Neben der Darstellung von Ausgangslage, Alternativen und Begründungen sollten vor allem die Folgeabschätzungen enthalten sein, insbesondere die Folgen in Sachen Haushalt, und zwar in transparenter Darstellung. Frau Kollegin Möller von den GRÜNEN hat das eben auch schon ausgeführt. All
Werte Kolleginnen und Kollegen der SPD! Über diese handwerklichen Mängel können wir uns als Oppositionsfraktion bestenfalls wundern. Es drängt sich der Eindruck auf, dass dieser Antrag als aktionistischer, politischer Schnellschuss entstanden ist,
nachdem dem Senat die Lage bei der Inneren Sicherheit in Hamburg teilweise – das muss man einmal so offen sagen – entglitten zu sein schien und man die Hilferufe der Polizisten nicht länger überhören konnte. Hier wurde tatsächlich mit heißer Nadel gestrickt, das muss man so feststellen.
Selbsternanntes gutes Regieren sollte sich aber nicht zum Getriebenen von aktuellen Ereignislagen machen, das ist dafür kein guter Ausdruck.
Der vorliegende Antrag war aus Sicht der FDPFraktion so eigentlich nicht beratungsfähig. Deshalb haben der Kollege Ritter und ich uns selbst die notwendigen Informationen besorgt,
sodass seit gestern Abend immerhin ein paar Erläuterungen im Rahmen der Antwort auf unsere Schriftliche Kleine Anfrage, Drucksache 20/10753, vorliegen. Der Gesetzentwurf einer Fraktion sollte eigentlich für sich sprechen und nicht erst durch eine auf Anfrage hin erteilte, eher diffuse Senatsantwort erläutert werden.
Das liest sich im Grunde wie ein Beipackzettel, wenn Sie sich die Antwort einmal ansehen. Es ist aber nett, dass der Senat die Politik der sie tragenden Fraktion so eindrucksvoll und ausführlich erläutern kann, obwohl ich sagen muss, dass ich Parlamentarismus eigentlich andersherum verstanden habe.

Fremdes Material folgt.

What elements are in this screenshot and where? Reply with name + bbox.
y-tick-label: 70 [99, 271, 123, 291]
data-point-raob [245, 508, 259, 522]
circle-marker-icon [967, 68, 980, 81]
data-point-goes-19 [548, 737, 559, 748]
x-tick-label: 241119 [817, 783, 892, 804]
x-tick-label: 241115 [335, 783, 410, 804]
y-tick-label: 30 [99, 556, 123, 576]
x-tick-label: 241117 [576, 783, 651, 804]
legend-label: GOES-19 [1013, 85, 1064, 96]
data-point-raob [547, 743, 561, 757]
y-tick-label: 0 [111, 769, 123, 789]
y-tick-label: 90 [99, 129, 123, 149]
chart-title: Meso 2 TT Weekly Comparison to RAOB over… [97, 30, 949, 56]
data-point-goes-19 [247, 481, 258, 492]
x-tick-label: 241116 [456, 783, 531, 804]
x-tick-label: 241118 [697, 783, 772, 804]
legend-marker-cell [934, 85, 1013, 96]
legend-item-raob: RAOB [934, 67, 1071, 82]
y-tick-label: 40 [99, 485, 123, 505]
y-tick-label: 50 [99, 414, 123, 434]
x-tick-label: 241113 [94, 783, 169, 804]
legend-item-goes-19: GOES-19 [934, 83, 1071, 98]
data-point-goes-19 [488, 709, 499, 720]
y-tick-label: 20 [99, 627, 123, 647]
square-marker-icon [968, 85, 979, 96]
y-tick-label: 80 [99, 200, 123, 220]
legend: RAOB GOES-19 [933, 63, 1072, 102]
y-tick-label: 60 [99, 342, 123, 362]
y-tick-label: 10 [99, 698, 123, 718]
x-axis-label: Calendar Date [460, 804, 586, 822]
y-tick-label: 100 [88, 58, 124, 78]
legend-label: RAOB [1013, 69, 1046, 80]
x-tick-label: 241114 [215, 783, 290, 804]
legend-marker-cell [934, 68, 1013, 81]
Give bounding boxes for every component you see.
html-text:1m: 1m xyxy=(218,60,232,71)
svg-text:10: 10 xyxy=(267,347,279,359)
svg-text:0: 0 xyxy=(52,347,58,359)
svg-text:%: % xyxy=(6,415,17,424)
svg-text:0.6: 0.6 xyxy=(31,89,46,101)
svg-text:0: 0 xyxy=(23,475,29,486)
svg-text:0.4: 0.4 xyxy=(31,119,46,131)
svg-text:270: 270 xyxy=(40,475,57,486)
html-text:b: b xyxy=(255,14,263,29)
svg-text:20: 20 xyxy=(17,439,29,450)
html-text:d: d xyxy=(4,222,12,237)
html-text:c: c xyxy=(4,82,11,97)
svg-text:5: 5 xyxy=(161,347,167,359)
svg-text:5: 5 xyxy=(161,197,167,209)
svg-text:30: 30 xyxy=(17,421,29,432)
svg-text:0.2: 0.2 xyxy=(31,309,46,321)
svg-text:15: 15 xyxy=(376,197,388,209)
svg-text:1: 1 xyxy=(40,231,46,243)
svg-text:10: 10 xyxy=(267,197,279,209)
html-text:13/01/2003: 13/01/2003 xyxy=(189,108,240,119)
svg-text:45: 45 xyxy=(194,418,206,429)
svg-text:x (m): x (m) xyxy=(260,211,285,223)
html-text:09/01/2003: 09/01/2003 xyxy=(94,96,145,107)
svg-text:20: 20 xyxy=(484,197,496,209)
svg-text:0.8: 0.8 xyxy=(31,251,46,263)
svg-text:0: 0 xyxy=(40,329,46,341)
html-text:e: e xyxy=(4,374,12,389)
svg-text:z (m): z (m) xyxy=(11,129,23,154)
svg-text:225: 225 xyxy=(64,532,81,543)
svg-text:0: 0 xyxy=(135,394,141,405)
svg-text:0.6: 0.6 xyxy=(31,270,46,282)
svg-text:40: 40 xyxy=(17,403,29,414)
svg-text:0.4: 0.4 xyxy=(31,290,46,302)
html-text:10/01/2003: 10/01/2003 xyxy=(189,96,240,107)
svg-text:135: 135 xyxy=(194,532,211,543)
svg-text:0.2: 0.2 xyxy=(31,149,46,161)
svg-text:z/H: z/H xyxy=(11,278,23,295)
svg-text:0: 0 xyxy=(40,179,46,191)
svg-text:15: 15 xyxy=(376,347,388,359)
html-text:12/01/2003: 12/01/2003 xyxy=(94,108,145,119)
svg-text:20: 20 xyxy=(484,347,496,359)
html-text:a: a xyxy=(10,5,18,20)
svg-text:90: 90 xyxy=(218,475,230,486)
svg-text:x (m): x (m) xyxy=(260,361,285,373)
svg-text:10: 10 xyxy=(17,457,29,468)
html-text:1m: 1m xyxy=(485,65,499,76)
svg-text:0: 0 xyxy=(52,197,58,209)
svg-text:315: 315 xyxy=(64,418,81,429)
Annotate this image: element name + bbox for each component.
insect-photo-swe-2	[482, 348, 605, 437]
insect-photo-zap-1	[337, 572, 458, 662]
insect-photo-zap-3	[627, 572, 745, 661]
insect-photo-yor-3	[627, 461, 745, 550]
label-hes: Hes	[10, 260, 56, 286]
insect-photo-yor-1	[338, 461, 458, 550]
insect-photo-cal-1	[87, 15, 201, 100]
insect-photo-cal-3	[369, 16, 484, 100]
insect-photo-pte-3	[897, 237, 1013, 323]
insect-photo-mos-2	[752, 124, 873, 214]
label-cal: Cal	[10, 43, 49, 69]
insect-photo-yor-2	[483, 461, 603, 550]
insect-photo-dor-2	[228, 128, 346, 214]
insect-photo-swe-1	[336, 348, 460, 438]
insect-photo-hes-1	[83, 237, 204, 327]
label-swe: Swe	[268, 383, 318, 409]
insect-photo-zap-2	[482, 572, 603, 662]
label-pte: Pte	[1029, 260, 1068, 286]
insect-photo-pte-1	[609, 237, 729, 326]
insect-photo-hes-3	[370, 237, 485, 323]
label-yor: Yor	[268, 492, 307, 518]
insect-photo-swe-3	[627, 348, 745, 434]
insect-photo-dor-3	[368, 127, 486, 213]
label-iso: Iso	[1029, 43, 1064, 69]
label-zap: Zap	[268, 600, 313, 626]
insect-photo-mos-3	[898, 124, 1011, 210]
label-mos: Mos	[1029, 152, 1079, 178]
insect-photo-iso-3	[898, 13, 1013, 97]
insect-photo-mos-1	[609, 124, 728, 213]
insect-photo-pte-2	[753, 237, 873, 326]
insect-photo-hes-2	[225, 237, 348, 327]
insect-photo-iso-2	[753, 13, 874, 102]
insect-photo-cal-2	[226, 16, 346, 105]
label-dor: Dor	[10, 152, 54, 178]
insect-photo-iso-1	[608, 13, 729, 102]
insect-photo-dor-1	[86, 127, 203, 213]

In der Sache haben wir Liberale aber vor dem Hintergrund eigener Überlegungen zu dem Thema nur wenige Bedenken, würden diese aber dennoch gerne im Ausschuss näher erörtern. Wir werden daher einer Überweisung zustimmen, gern auch an den Haushaltsausschuss und mitberatend an den Innenausschuss, weil die finanziellen Auswirkungen nicht ganz unerheblich sind. Dort kann man dann den Gesetzentwurf mit den Erläuterungen und Erkenntnissen der Schriftlichen Kleinen Anfrage beraten und gegebenenfalls auch noch einmal hier und da nachbessern. Ebenfalls bleiben Fragen
zu Leistungskatalogen und möglichen Qualitätsunterschieden zwischen Beihilfe- und Heilfürsorgesystem beziehungsweise Heilfürsorge alt und Heilfürsorge neu zu klären. Da haben wir tatsächlich noch eine Menge Beratungsbedarf.
Meine Damen und Herren, Frau Präsidentin! Die bisherige Debatte stand unter dem Motto: Was schert mich mein Geschwätz von gestern. Wir haben uns die Mühe gemacht, die Antworten der verschiedenen Parteien auf die Wahlprüfsteine der GdP aus dem letzten Bürgerschaftswahlkampf dahingehend zu überprüfen, wie die Parteien sich positioniert haben.
(Finn-Ole Ritter FDP: Endlich haben Sie es mal gelesen! – Olaf Ohlsen CDU: Und was hat das gebracht?)
Ich frage mich jetzt natürlich, wo diese ehrliche Bestandsaufnahme ist und stimme insoweit dem Vorschlag von Frau Möller zu, dass dieser Antrag im Haushaltsausschuss auf jeden Fall beraten werden sollte.
"Die CDU steht zur Abschaffung der freien Heilfürsorge bei Neueinstellungen als notwendige Sparmaßnahme […]."
Ich konnte Ihrer Rede nicht entnehmen, Herr Ploog, aufgrund welcher Argumente Sie Ihren Gesinnungswandel vollzogen haben.